Decent Holding Inc. (NASDAQ: DXST) announced a 1‑for‑25 reverse split of its Class A and Class B ordinary shares, effective March 16, 2026. The split will raise the par value of each share from $0.0001 to $0.0025 and is intended to lift the share price above Nasdaq’s $1 minimum bid requirement, thereby preserving the company’s listing status.
The board approved the reverse split on February 25, 2026, after shareholders approved the measure on February 23. Following the split, the company expects to have approximately 1,615,103 Class A shares and 200,000 Class B shares outstanding. The consolidation of shares does not alter the company’s total market value but reduces the number of shares in circulation, which can affect liquidity and trading volume.

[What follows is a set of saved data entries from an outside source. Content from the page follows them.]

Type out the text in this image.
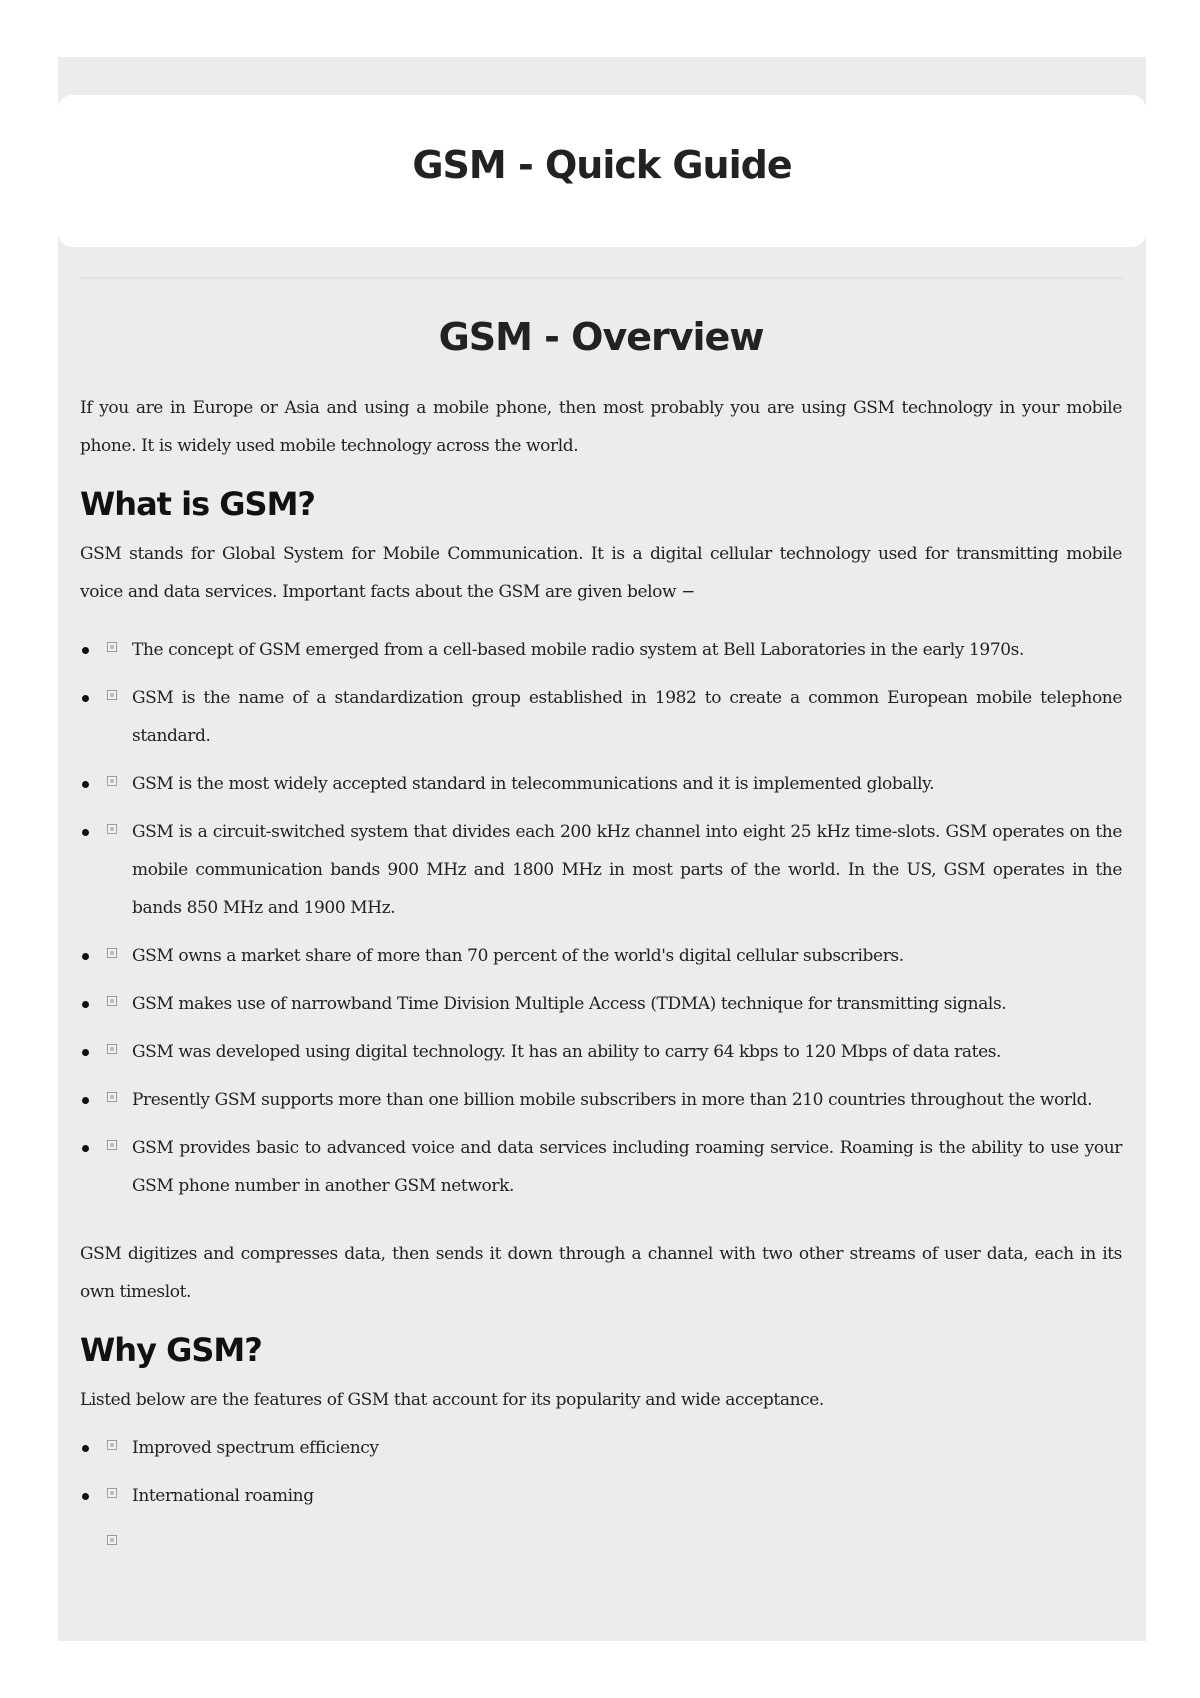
GSM - Quick Guide
GSM - Overview

If you are in Europe or Asia and using a mobile phone, then most probably you are using GSM technology in your mobile phone. It is widely used mobile technology across the world.

What is GSM?

GSM stands for Global System for Mobile Communication. It is a digital cellular technology used for transmitting mobile voice and data services. Important facts about the GSM are given below −

The concept of GSM emerged from a cell-based mobile radio system at Bell Laboratories in the early 1970s.
GSM is the name of a standardization group established in 1982 to create a common European mobile telephone standard.
GSM is the most widely accepted standard in telecommunications and it is implemented globally.
GSM is a circuit-switched system that divides each 200 kHz channel into eight 25 kHz time-slots. GSM operates on the mobile communication bands 900 MHz and 1800 MHz in most parts of the world. In the US, GSM operates in the bands 850 MHz and 1900 MHz.
GSM owns a market share of more than 70 percent of the world's digital cellular subscribers.
GSM makes use of narrowband Time Division Multiple Access (TDMA) technique for transmitting signals.
GSM was developed using digital technology. It has an ability to carry 64 kbps to 120 Mbps of data rates.
Presently GSM supports more than one billion mobile subscribers in more than 210 countries throughout the world.
GSM provides basic to advanced voice and data services including roaming service. Roaming is the ability to use your GSM phone number in another GSM network.

GSM digitizes and compresses data, then sends it down through a channel with two other streams of user data, each in its own timeslot.

Why GSM?

Listed below are the features of GSM that account for its popularity and wide acceptance.

Improved spectrum efficiency
International roaming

Decent Holding’s financial performance in the most recent fiscal year shows a mixed picture. Revenue increased 22.2% to $11.5 million in FY 2024, driven by growth in its wastewater treatment and river restoration services. However, gross margin fell to 27.8% from 34.0% the prior year, reflecting a shift toward lower‑margin projects and higher input costs. Operating margin slipped from 23.0% to 21.4%, and return on equity declined from 66.1% to 41.9%. These trends explain why the share price has remained below $1 for more than a month, prompting the reverse split as a compliance measure rather than a sign of improved fundamentals.
Management has emphasized that the company is focused on expanding its project pipeline while maintaining disciplined control over administrative costs and credit risk. The company believes it is well‑positioned to strengthen profitability and enhance long‑term shareholder value, but the reverse split underscores the need to address the underlying margin pressure and market perception. Investors have reacted negatively to the announcement, viewing the split as a last‑ditch effort to meet listing requirements rather than a strategic improvement.
The reverse split is a procedural action that will not change the company’s earnings or cash flows. It is a compliance measure to avoid delisting, and it highlights the challenges the company faces in maintaining a share price above the Nasdaq minimum bid. The event is material because it signals regulatory risk and reflects the company’s ongoing financial headwinds, but it does not alter the company’s long‑term business prospects or operational strategy.